Para cientista político, Judiciário assume protagonismo inadequado

Em entrevista à Rede Brasil Atual, o pesquisador e professor Rogério Arantes, do Departamento de Ciência Política da Universidade de São Paulo (USP), afirmou que o Judiciário tem assumido um protagonismo inadequado e praticamente "governa" o país, tendo em vista a postura do Legislativo.

Rogério Arantes cientista político da USP - VICTOR MORIYAMA/EL PAÍS

"Enquanto o Congresso não faz, a Justiça tem feito. E isso não parece adequado à democracia", disse ele, em matéria publicada pelo site nesta quarta-feira (9).

Segundo ele, o ativismo do judiciário não é algo novo. "Não é exagero afirmar que já há alguns anos estamos sob governo dos juízes, em particular do Supremo Tribunal Federal. Ele [STF] foi decisivo desde que se colocaram os parâmetros normativos e legais para o processo de impeachment da ex-presidente, e desde então está no centro da relação entre poderes, administrando as relações no interior do próprio Judiciário e tomando decisões cruciais para a vida nacional", avaliou.

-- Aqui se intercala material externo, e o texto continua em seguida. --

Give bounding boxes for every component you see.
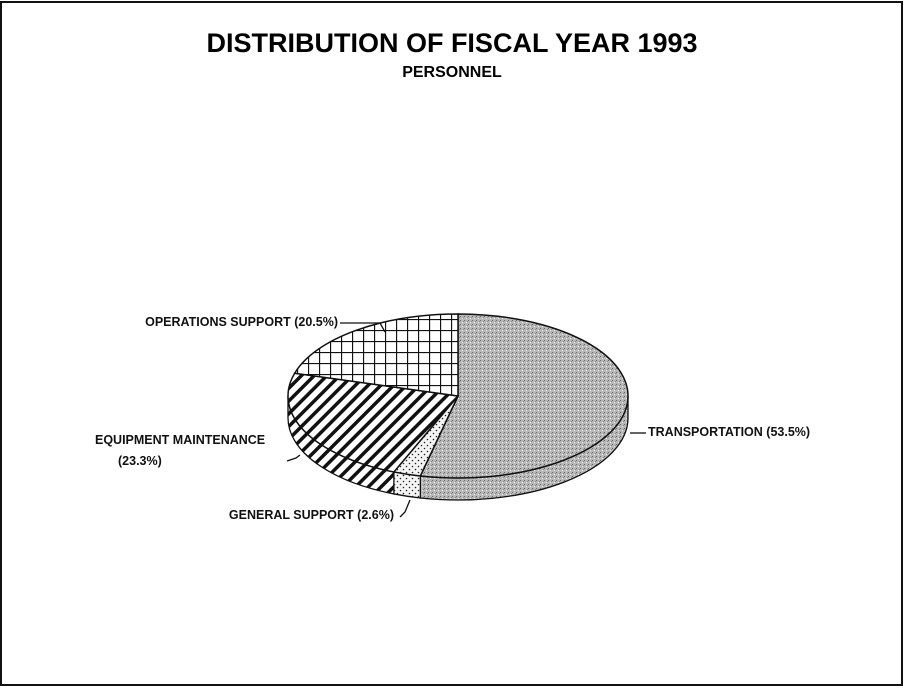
leader-line — [340, 322, 386, 333]
slice — [287, 372, 460, 473]
leader-line — [286, 454, 301, 462]
leader-line — [399, 499, 411, 518]
slice-label: EQUIPMENT MAINTENANCE (23.3%) — [95, 430, 290, 472]
value-label: (23.3%) — [118, 454, 162, 468]
category-label: OPERATIONS SUPPORT — [145, 315, 291, 329]
value-label: (53.5%) — [766, 425, 811, 439]
leaders — [286, 322, 646, 518]
slice-label: TRANSPORTATION (53.5%) — [648, 422, 810, 443]
pie — [287, 313, 629, 501]
slice — [293, 313, 459, 397]
category-label: TRANSPORTATION — [648, 425, 763, 439]
category-label: GENERAL SUPPORT — [228, 508, 354, 522]
category-label: EQUIPMENT MAINTENANCE — [95, 433, 266, 447]
chart-title: DISTRIBUTION OF FISCAL YEAR 1993 — [206, 28, 697, 58]
chart-subtitle: PERSONNEL — [402, 64, 502, 81]
value-label: (2.6%) — [357, 508, 394, 522]
slice-label: GENERAL SUPPORT (2.6%) — [229, 505, 394, 526]
value-label: (20.5%) — [294, 315, 338, 329]
slice — [419, 313, 629, 479]
slice-label: OPERATIONS SUPPORT (20.5%) — [145, 312, 338, 333]
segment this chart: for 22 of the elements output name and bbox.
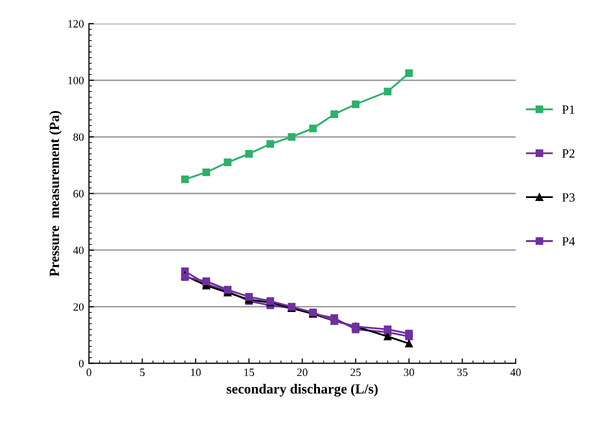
y-tick-label: 20 <box>73 303 84 311</box>
y-tick-label: 60 <box>73 190 84 198</box>
x-axis-title: secondary discharge (L/s) <box>226 384 378 397</box>
x-tick-label: 15 <box>244 368 254 376</box>
legend-label: P3 <box>562 193 575 202</box>
y-tick-label: 80 <box>73 133 84 141</box>
legend-label: P1 <box>562 105 574 114</box>
legend-label: P4 <box>562 237 575 246</box>
legend-label: P2 <box>562 149 574 158</box>
y-axis-title: Pressure measurement (Pa) <box>49 110 62 276</box>
y-tick-label: 100 <box>68 76 84 84</box>
x-tick-label: 5 <box>140 368 145 376</box>
y-tick-label: 120 <box>68 20 84 28</box>
x-tick-label: 25 <box>350 368 361 376</box>
x-tick-label: 20 <box>297 368 308 376</box>
y-tick-label: 0 <box>78 360 84 368</box>
x-tick-label: 10 <box>191 368 201 376</box>
x-tick-label: 0 <box>86 368 92 376</box>
y-tick-label: 40 <box>73 246 84 254</box>
x-tick-label: 35 <box>457 368 468 376</box>
x-tick-label: 40 <box>510 368 521 376</box>
x-tick-label: 30 <box>404 368 414 376</box>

Para ele, a reforma constitucional do Judiciário de 2004, deu ao Supremo um poder que desequilibra perante os demais, "reforçado no que diz respeito à sua capacidade de controlar os atos dos demais poderes e a constitucionalidade das leis".

Ele cita a espetacularização do julgamento da ação Penal 470, chamado de mensalão, como uma demonstração dessa distorção. "Mas foi nos tempos mais recentes que o tribunal assumiu essa posição ainda mais central, e o caso do Mensalão sem dúvida nenhuma foi um divisor de águas, porque foi um caso em que o tribunal, surpreendendo inclusive em relação à sua performance anterior, decidiu levar adiante uma ação penal que envolvia muitos elementos da classe política", explica.

Para Arantes, o atual debate sobre foro privilegiado não é feita de forma adequada, pois, diferentemente do que a mídia propaga, o foro não representa, necessariamente, impunidade. "O foro privilegiado não tem uma direção clara em relação aos efeitos que ele produz, depende no fundo de qual é o tribunal e os juízes que estão empenhados no julgamento dessas causas", aponta.

"Não é uma matéria (foro privilegiado) que o Judiciário deveria estar conduzindo, é uma matéria constitucional e legislativa. Caberia ao Congresso disciplinar essa matéria, mas o tribunal tem governado o país, inclusive no que diz respeito às mudanças nas regras do jogo institucional, o que me parece grave, e um indício da crise na qual estamos metidos já há algum tempo", frisou.

Recurso de Lula

Diante dessa avaliação, o cientista político é cético quanto à expectativa do recurso que tramita atualmente no Supremo e que poderia resultar na liberdade do ex-presidente Luiz Inácio Lula da Silva. Até agora, no chamado plenário virtual da Segunda Turma da Corte, os ministros Edson Fachin e Dias Toffoli já se posicionaram de forma contrária ao recurso da defesa do ex-presidente.

"A estratégia de recursos do ex-presidente na Justiça, em relação à condenação que recebeu em primeira instância e no segundo grau, se dividiu em duas. A primeira era tentar reverter a execução provisória da pena logo após a condenação em segunda instância, o que exigiu tanto do STJ quanto do STF a reapreciação da tese firmada há não muito tempo acerca do cumprimento da pena após decisão do tribunal (de segunda instância)", aponta.

E acrescenta: "Essa estratégia não prosperou e agora existe uma segunda estratégia que é uma defesa nos tribunais superiores em relação ao mérito da condenação recebida no TRF4. Os tribunais serão acionados e terão que avaliar os termos dessa condenação. Mas me parece que esses recursos que ainda estão sendo apresentados pela defesa nessa primeira linha, de não cumprimento da pena por razões que não as de mérito, tudo indica que não vão prosperar, como essa votação que se iniciou".